= Federal News Service =

Transcription services company

Federal News Service (FNS) is a Washington, D.C.–based company providing transcription services. FNS produces on-demand verbatim transcripts of newsworthy events in DC (including speeches, congressional hearings, and interviews) for its clients. FNS "is one of the chief sources of transcripts from presidential appearances and Capitol Hill events".

==History==
FNS was incorporated in 1985. Before the creation of FNS, many years "the only way to find out what exactly was said at a Washington hearing or briefing was to be there. Harried journalists, lawyers and Government staff workers dashed from session to session, then relied on scribbled notes and individual tape recordings to reconstruct what happened." The creation of the Federal News Service filled a market niche; The New York Times wrote in 1987 that "this high-technology transcription company with a low public profile has quickly, and quietly, made itself indispensable to news organizations, many branches of Government and even foreign governments by covering news conferences, briefings and other sessions among Washington's comment mills: the press offices and public affairs offices of the departments of State and Defense, the White House, Congress and television talk shows."

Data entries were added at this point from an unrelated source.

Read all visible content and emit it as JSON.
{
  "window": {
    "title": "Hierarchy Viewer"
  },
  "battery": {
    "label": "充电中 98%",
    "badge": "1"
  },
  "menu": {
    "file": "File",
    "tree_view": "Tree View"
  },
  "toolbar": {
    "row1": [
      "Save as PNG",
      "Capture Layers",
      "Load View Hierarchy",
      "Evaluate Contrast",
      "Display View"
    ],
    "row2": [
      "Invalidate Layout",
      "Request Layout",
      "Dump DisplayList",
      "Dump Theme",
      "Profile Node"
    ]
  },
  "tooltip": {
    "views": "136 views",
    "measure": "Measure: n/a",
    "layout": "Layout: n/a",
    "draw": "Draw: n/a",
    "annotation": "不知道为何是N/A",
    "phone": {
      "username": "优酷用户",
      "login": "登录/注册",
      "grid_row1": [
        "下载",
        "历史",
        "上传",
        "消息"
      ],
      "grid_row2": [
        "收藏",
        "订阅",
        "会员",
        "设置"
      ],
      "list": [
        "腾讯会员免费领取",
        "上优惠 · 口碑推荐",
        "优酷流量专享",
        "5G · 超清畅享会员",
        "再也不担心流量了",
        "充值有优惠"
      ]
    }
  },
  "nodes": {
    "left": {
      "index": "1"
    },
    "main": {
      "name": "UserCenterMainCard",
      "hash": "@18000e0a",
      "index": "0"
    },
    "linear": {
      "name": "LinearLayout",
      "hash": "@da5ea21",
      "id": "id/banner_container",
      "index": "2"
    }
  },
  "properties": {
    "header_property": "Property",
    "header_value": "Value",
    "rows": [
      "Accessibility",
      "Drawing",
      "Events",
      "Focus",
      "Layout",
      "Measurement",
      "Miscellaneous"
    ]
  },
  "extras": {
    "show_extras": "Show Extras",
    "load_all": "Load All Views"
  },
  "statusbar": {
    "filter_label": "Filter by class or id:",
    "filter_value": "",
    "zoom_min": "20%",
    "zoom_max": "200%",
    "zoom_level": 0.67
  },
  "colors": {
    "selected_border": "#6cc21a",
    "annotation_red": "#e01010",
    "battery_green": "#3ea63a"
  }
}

Im December 1995, the Federal Trade Commission approved a consent agreement with the Reuters America unit of Reuters Holdings P.L.C. and with Federal News Service Group Inc. This agreement settled charges that the two firm, the United States' largest producers of verbatim transcripts, had an anti-competitive agreement. Under the agreement, no party admitted any wrongdoing.

In July 2009, FNS filed a lawsuit in federal court in Washington against Congressional Quarterly, as well as CQ's then-parent companies (the Times Publishing Company and the Poynter Institute for Media Studies), CQ's subsidiary CQ Transcriptions, and a CQ vendor, Morningside Partners. FNS accused CQ of corporate espionage, alleging in court documents that CQ had paid a FSN employee to provide it with confidential business information and that CQ had used a customer password to access FNS transcripts.

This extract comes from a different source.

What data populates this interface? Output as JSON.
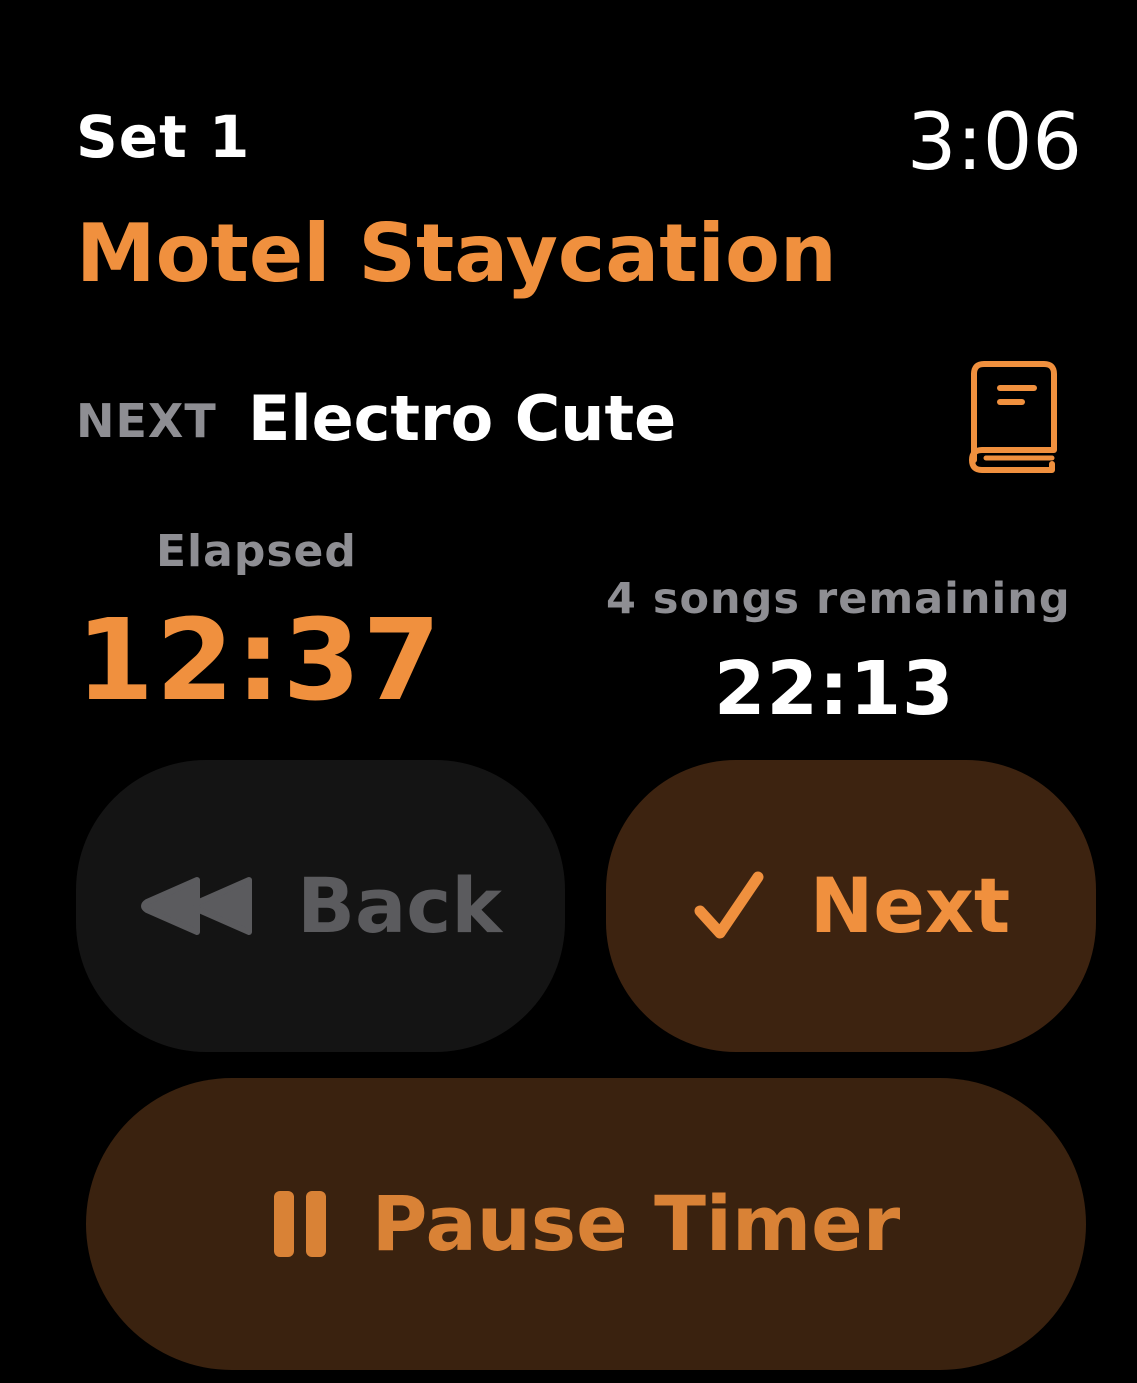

In August 2010, it was reported that FNS had been purchased by the Minnesota-based Dolan Company, a publisher of business journals and trade media. Dolan purchased FNS from the trustee of the bankruptcy estate of FNS's former owner, Cheryl A. Reagan.

On December 1, 2014, CQ Roll Call announced that it was acquiring FNS from Dolan for an undisclosed sum. CQ Roll Call is a wholly owned subsidiary of The Economist Group and was formed from the merger of Congressional Quarterly, Roll Call, and Capitol Advantage.